Religion, Race and Emotion:
The Aryan Jesus in Nazi Germany

Susannah Heschel, Dartmouth College

For those Christians who embraced National Socialism, the figure of Jesus posed a particularly difficult problem: How could a Nazi worship a Jewish god? For some, the conflict led to a rejection of Christianity and a revival of medieval Teutonic myths and symbols. For others, the answer lay in a redefinition of Jesus as an Aryan whose goal was the destruction of Judaism. During the Third Reich, a group of German Protestant theologians, motivated by racism and tapping into traditional Christian anti-Semitism, redefined Jesus as an Aryan whose goal was the destruction of Judaism, and Nazism as fulfilling his mission. In 1939, these theologians established the “Institute for the Study and Eradication of Jewish Influence on German Religious Life,” financed by the Protestant church, that produced a dejudaized, nazified Christian Bible, hymnal, and theology. A center of passionate, pseudo-scholarship in the field of theology, this Institute was a powerhouse of antisemitic propaganda during World War II, and its members continued to hold flourishing careers in East and West Germany after the war.

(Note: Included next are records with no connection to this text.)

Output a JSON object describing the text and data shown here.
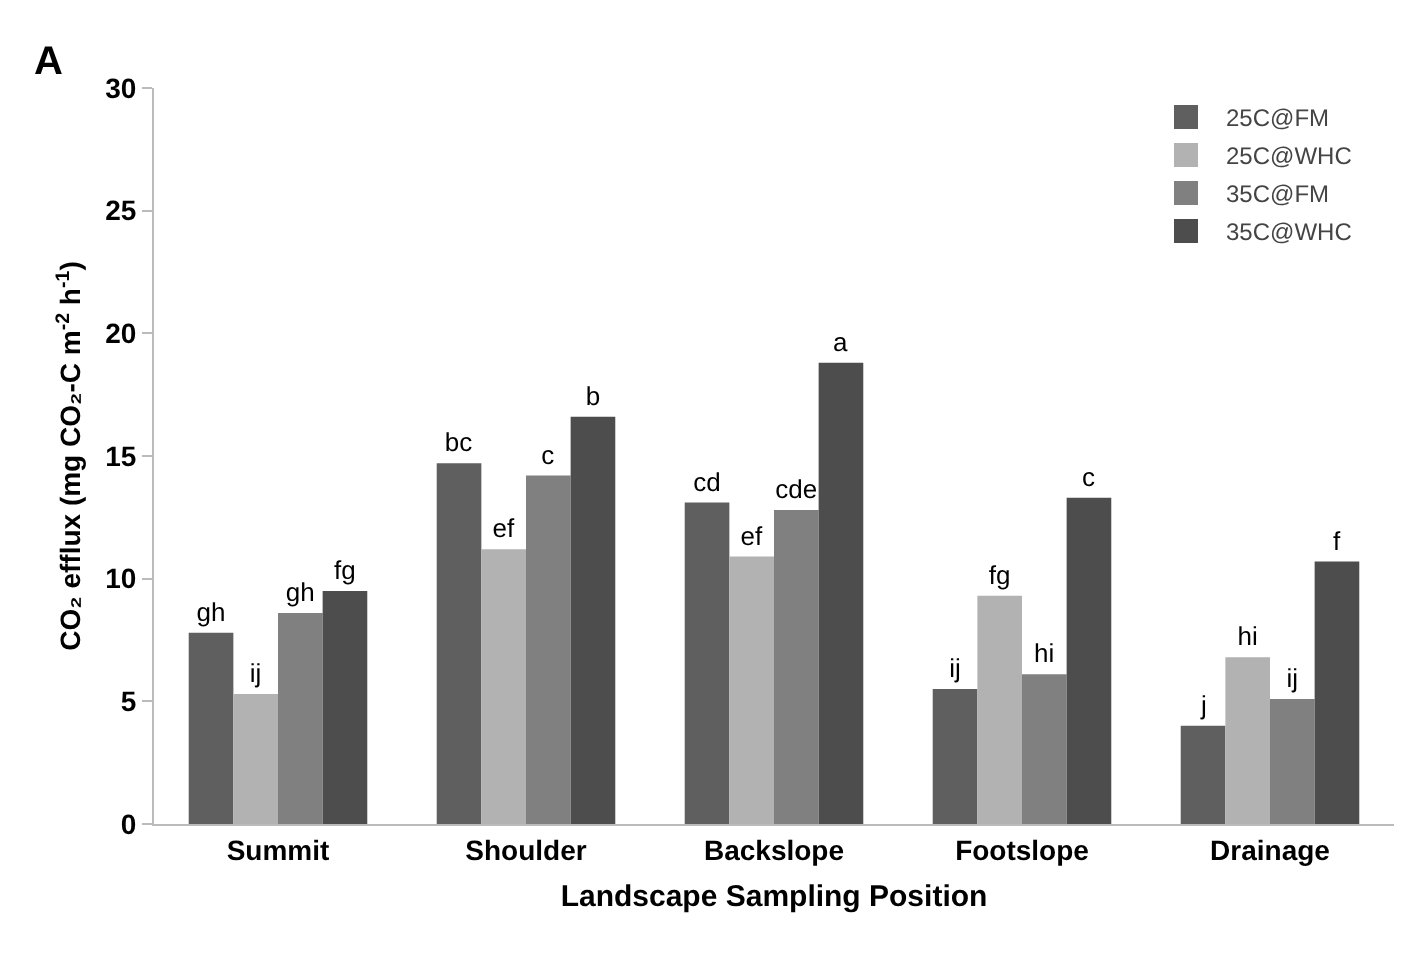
{
  "chart_data": {
    "type": "bar",
    "xlabel": "Landscape Sampling Position",
    "ylabel": "CO₂ efflux (mg CO₂-C m$^{-2}$ h$^{-1}$)",
    "annotations": [
      "A"
    ],
    "categories": [
      "Summit",
      "Shoulder",
      "Backslope",
      "Footslope",
      "Drainage"
    ],
    "series": [
      {
        "name": "25C@FM",
        "color": "#5f5f5f",
        "values": [
          7.8,
          14.7,
          13.1,
          5.5,
          4.0
        ],
        "value_labels": [
          "gh",
          "bc",
          "cd",
          "ij",
          "j"
        ]
      },
      {
        "name": "25C@WHC",
        "color": "#b2b2b2",
        "values": [
          5.3,
          11.2,
          10.9,
          9.3,
          6.8
        ],
        "value_labels": [
          "ij",
          "ef",
          "ef",
          "fg",
          "hi"
        ]
      },
      {
        "name": "35C@FM",
        "color": "#808080",
        "values": [
          8.6,
          14.2,
          12.8,
          6.1,
          5.1
        ],
        "value_labels": [
          "gh",
          "c",
          "cde",
          "hi",
          "ij"
        ]
      },
      {
        "name": "35C@WHC",
        "color": "#4d4d4d",
        "values": [
          9.5,
          16.6,
          18.8,
          13.3,
          10.7
        ],
        "value_labels": [
          "fg",
          "b",
          "a",
          "c",
          "f"
        ]
      }
    ],
    "ylim": [
      0,
      30
    ],
    "yticks": [
      0,
      5,
      10,
      15,
      20,
      25,
      30
    ],
    "grid": false,
    "legend": "top right"
  }
}
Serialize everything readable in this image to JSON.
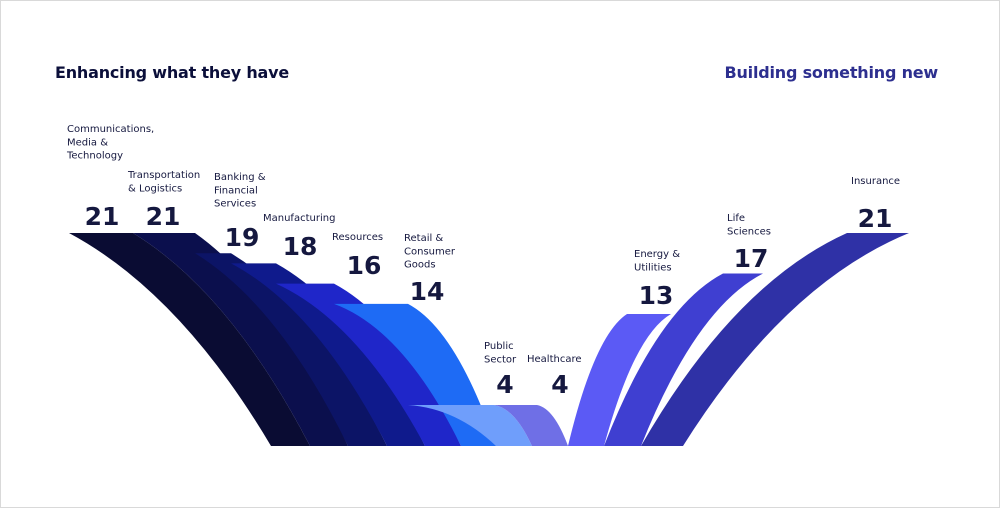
{
  "header": {
    "left_title": "Enhancing what they have",
    "right_title": "Building something new"
  },
  "chart_data": {
    "type": "bar",
    "categories": [
      "Communications, Media & Technology",
      "Transportation & Logistics",
      "Banking & Financial Services",
      "Manufacturing",
      "Resources",
      "Retail & Consumer Goods",
      "Public Sector",
      "Healthcare",
      "Energy & Utilities",
      "Life Sciences",
      "Insurance"
    ],
    "label_lines": [
      [
        "Communications,",
        "Media &",
        "Technology"
      ],
      [
        "Transportation",
        "& Logistics"
      ],
      [
        "Banking &",
        "Financial",
        "Services"
      ],
      [
        "Manufacturing"
      ],
      [
        "Resources"
      ],
      [
        "Retail &",
        "Consumer",
        "Goods"
      ],
      [
        "Public",
        "Sector"
      ],
      [
        "Healthcare"
      ],
      [
        "Energy &",
        "Utilities"
      ],
      [
        "Life",
        "Sciences"
      ],
      [
        "Insurance"
      ]
    ],
    "values": [
      21,
      21,
      19,
      18,
      16,
      14,
      4,
      4,
      13,
      17,
      21
    ],
    "groups": [
      "Enhancing what they have",
      "Building something new"
    ],
    "colors": [
      "#0a0c33",
      "#0b0f4d",
      "#0c1466",
      "#0f1a8c",
      "#1f26c9",
      "#1e6bf5",
      "#6f9efb",
      "#6f6fe6",
      "#5b5af5",
      "#3f3fd1",
      "#2f31a6"
    ]
  }
}
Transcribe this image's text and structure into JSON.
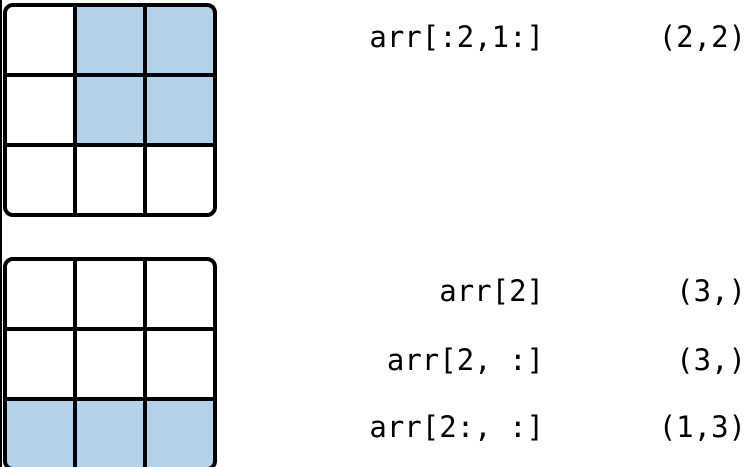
{
  "colors": {
    "highlight": "#b3d3ed",
    "cell": "#ffffff",
    "stroke": "#000000"
  },
  "diagrams": [
    {
      "rows": 3,
      "cols": 3,
      "highlighted": [
        [
          0,
          1
        ],
        [
          0,
          2
        ],
        [
          1,
          1
        ],
        [
          1,
          2
        ]
      ],
      "expressions": [
        {
          "expr": "arr[:2,1:]",
          "shape": "(2,2)"
        }
      ]
    },
    {
      "rows": 3,
      "cols": 3,
      "highlighted": [
        [
          2,
          0
        ],
        [
          2,
          1
        ],
        [
          2,
          2
        ]
      ],
      "expressions": [
        {
          "expr": "arr[2]",
          "shape": "(3,)"
        },
        {
          "expr": "arr[2, :]",
          "shape": "(3,)"
        },
        {
          "expr": "arr[2:, :]",
          "shape": "(1,3)"
        }
      ]
    }
  ]
}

Heschel Susannah Heschel is the Eli Black Professor of Jewish Studies at Dartmouth College. Her scholarship focuses on Jewish-Christian relations in Germany during the 19th and 20th centuries, the history of biblical scholarship, and the history of anti-Semitism. Her numerous publications include Abraham Geiger and the Jewish Jesus (University of Chicago Press), which won a National Jewish Book Award and Germany's Geiger Prize, and The Aryan Jesus: Christian Theologians and the Bible in Nazi Germany (Princeton University Press). She is the author of over seventy articles and has edited several books, including Moral Grandeur and Spiritual Audacity: Essays of Abraham Joshua Heschel; Betrayal: German Churches and the Holocaust (with Robert P. Ericksen); Insider/Outsider: American Jews and Multiculturalism (with David Biale and Michael Galchinsky). The recipient of many grants and awards, she has been a Rockefeller fellow at the National Humanities Center, and two years ago received an honorary doctorate in Humane Letters from Colorado College; in 2008 she received an honorary doctorate from the Augustana Theologische Hochschule, a Protestant seminary in Bavaria, Germany. In November 2009, she received an honorary doctorate of sacred letters from the University of St. Michael's College, the graduate faculty in Catholic theology of the University of Toronto, and in May 2010 she received an honorary Doctor of Divinity degree from Trinity College, Hartford, Connecticut, where she also delivered the Baccalaureate address. Between 1999 and 2008 she served on the Academic Advisory Committee of the Research Center of the U.S. Holocaust Memorial Museum and on its subcommittee on archival materials and publications.